Giving Contributors Their Due
Research for this book brought home for Tondro how much of an impact Arneson had. He knew the name, but not what he did, especially since Tondro began playing after the Chainmail days. Gygax had plans for a third edition of Chainmail but in the meantime had been reading Arneson's zine. Blackmoor brought the concept of hit dice.Tondro discovered that Arneson is the one who said, there has to be a better way to handle damage in combat and added hit dice. Arneson loved the drama and uncertainty of meeting an ogre and not knowing how much it would take to beat it because it wasn't a static number. The book also documents the work of Leonard Pat, who is a name the average D&D player won't recognize yet contributed to the evolution of the game.

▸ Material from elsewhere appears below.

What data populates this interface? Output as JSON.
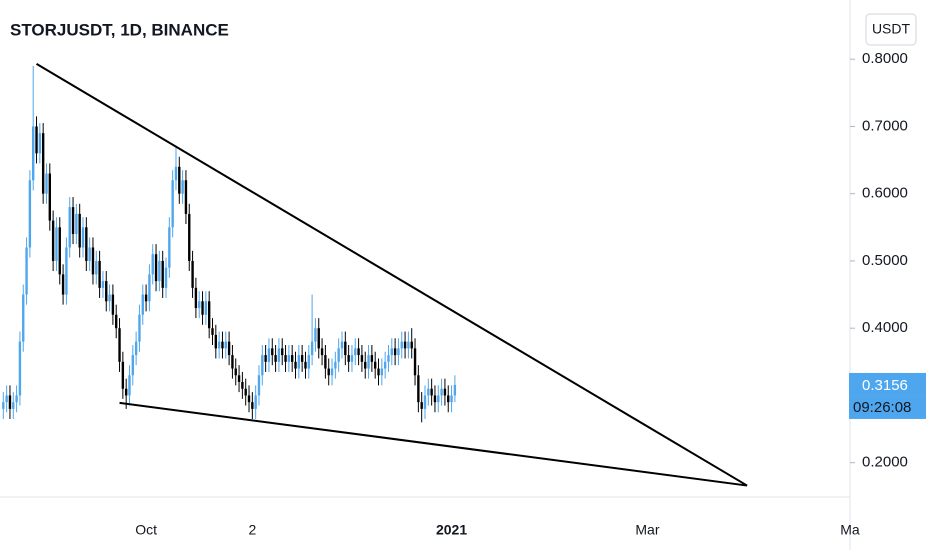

“Leonard Pat had produced a set of rules in 1970 that Gary Gygax effectively cribbed from,” said Peterson. “These are rules that had wizards and anti-heroes and heroes and dragons. It was very Tolkien scoped, which is not as true of Chainmail. You see a lot of elements in Chainmail that go against the way Middle Earth actually was structured, and Gary complained all the time about people telling him that Chainmail was wrong because it wasn't faithful to Tolkien.... The evidence is overwhelming from my perspective that that was an article that was known to the creators of Chainmail, but this was again who Gary was. He would see something like this two-page set of rules that Leonard Pat put in a fanzine late in 1970 and be like, 'oh my god, I can take this and build it out into, you know, this much larger thing and it'll add more monsters, will add more spells, and we'll kind of build this whole thing out of that. All the best things he [Gary] did, he did in reaction to something like that.”
The Dungeon
Before Dungeons & Dragons the RPG, there was Dungeon the game, and it's less the role-playing game we know today or a module than something Peterson describes as similar to the ancillary board games D&D has put out over the years that approximate play.“There's no hidden dungeon, right? And there's no collaboration in the parties, and, you know, combat systems in it are fairly rudimentary... You get to a room and Monopoly-style, you're drawing a card, like from the community chest to determine what it is going to happen when you get there. So it's not strictly speaking an adventure like we would understand a module now,” said Peterson.
“Dungeon feels to me more like an ancestor of games like Talisman and Hero Quest than it is of adventure modules,” added Tondro.
TMoOD&D ends with the realization that a new edition of D&D will be needed, the edition that will become Advanced Dungeons & Dragons. And the rest, as they say, is history.
The Making of Original Dungeons & Dragons: 1970-1977 does not have an early release date. It will be available for purchase on June 18 for $99.99.